Tuesday, October 10, 2006

"What does war do to death?"

C. S. Lewis is helpful with this:
"What does war do to death? It certainly does not make it more frequent; 100 percent of us die, and the percentage cannot be increased. It puts several deaths earlier, but I hardly supposed that that is what we fear. Certainly when the moment comes, it will make little difference how many years we have behind us. Does it increase our chances of a painful death? I doubt it. As far as I can find out, what we call natural death is usually preceded by suffering, and a battlefield is one of the very few places where one has a reasonable prospect of dying with no pain at all. Does it decrease our chances of dying at peace with God? I cannot believe it. If active service does not persuade a man to prepare for death, what conceivable concatenation of circumstances would?
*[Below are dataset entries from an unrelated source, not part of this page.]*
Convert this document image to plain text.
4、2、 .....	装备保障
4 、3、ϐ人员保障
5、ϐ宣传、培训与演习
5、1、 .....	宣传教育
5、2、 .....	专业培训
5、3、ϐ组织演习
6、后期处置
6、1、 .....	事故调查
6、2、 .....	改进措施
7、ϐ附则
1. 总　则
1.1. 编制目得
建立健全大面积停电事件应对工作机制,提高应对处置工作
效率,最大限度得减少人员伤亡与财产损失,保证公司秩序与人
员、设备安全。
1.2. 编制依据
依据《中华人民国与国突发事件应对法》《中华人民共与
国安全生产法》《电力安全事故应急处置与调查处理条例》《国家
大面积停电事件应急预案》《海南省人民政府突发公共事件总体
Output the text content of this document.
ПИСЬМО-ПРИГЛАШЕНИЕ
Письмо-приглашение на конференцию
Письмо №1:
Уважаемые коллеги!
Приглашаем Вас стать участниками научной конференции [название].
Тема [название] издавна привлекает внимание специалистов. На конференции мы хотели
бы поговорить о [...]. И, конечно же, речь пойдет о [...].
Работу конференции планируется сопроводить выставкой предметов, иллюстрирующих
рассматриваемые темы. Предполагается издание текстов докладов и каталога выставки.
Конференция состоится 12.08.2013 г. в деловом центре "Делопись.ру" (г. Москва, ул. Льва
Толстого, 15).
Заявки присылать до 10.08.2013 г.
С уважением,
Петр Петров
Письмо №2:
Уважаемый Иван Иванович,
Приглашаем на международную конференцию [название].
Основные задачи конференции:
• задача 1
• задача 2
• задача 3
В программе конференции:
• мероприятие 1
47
Yet war does do something to death. It forces us to remember it. The only reason why the cancer at sixty or the paralysis at seventy-five do not bother us is that we forget them. War makes death real to us, and that would have been regarded as one of its blessings by most of the great Christians of the past. They thought it good for us to be always aware of our mortality. I am inclined to think that they were right. (My emphasis)"

[C. S. Lewis Learning in Wartime Pp. 31 (From The Weight of Glory and Other Addresses, MacMillan)]


War is hideous...but do you think that maybe this is one of the reasons that man in our country want to back off of the war?? Just something to think about.